KUALA LUMPUR, Oct 30 — Selangor has ordered a temporary halt to the construction of the 29-storey condominium near Batu Caves pending the findings of an independent state-level task force to be set up tomorrow, Mentri Besar Tan Sri Khalid Ibrahim said today.
He, however, offered the state’s assurance that the matter would be resolved as soon as possible, admitting that the stop-work order would cost the developers financial losses.
“We must act very fast... because we don’t want to create an unfair business decision. Delays lose money but we must also make sure that it must comply with all the regulations … that is what we are trying to do,” Khalid (picture) told a press conference in Parliament.
The Bandar Tun Razak MP said members of the proposed independent task force will be selected during the Selangor state executive council meeting tomorrow.
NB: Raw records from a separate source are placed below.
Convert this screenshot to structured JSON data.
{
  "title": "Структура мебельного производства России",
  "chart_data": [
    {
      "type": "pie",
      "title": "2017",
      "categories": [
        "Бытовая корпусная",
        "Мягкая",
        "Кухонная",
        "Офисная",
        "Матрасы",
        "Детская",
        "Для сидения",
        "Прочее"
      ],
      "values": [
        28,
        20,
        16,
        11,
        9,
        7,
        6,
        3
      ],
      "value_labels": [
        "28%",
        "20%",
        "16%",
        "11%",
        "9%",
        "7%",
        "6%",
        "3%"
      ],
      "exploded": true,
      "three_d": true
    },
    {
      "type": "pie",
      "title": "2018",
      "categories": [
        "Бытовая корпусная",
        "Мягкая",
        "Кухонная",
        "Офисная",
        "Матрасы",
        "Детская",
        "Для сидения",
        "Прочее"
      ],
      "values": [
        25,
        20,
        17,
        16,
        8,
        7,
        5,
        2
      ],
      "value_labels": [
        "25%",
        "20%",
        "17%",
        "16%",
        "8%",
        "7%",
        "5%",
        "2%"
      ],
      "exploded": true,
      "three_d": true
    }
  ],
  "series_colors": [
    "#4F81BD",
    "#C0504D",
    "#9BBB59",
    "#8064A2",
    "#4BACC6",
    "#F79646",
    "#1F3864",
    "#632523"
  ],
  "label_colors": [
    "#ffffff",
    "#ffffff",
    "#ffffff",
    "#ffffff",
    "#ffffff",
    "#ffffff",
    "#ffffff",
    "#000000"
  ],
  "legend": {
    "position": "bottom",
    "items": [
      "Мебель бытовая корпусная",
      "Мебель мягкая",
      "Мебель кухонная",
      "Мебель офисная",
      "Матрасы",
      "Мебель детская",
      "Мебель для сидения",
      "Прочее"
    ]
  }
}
He said the task force would comprise members without any interest in the issue and will include professionals from the relevant industries such as town planners, lawyers and former judges.
“Let us assess what sort of approvals and plans there have been at Batu Caves over the past 10 or 15 years.
“Our idea is to show Selangor folk that we are transparent in our decision-making and accountable,” he said.
The MIC and Gerakan have been leading protests against the condominium development, that they say was approved by the current Pakatan Rakyat (PR) government, a stone’s throw from the limestone caves that house the popular Sri Subramaniar Temple and the venue of Malaysia’s largest gathering to celebrate Thaipusam, a Hindu festival.
In response, Selangor executive councillor Ronnie Liu had revealed over the weekend that the project was given a “planning approval” in 2007 when the Barisan Nasional (BN) coalition governed Selangor, the country’s wealthiest state.
“The explanation by Kohilan saying the ‘Planning Approval’ is not approval to implement is utterly ridiculous,” said Liu, referring to political foe Senator A. Kohilan’s remarks on the project earlier.
The Dolomite Park Avenue condominium project, by developer Dolomite Properties Sdn Bhd, is a sensitive issue as Batu Caves is the religious focal point of Hindu Indians, who form the majority of the 1.7 million Indians and are a key voting group in many urban seats in Selangor.
Kohilan had claimed on Friday that the current PR government, which gained control of Selangor after it defeated BN in the 2008 general election, was behind the approval of Dolomite’s plans to develop the land.
On Friday, about 300 Hindu and non-governmental activists joined a “Save Batu Caves” rally in the Batu Caves temple complex to protest against the condominium construction, saying it was an environmental risk that would jeopardise the temple grounds but did not furnish proof to substantiate their allegations.
Khalid appeared good-natured, however, when addressing the protests, telling reporters that the rallies could continue if its organisers felt a need to hold more gatherings.
“I don't mind. They can do it... because we in Pakatan are also very good at that,” he said, laughing. “But the process by the state will be very systematic... until we get a conclusion, only then I will make an appropriate announcement.”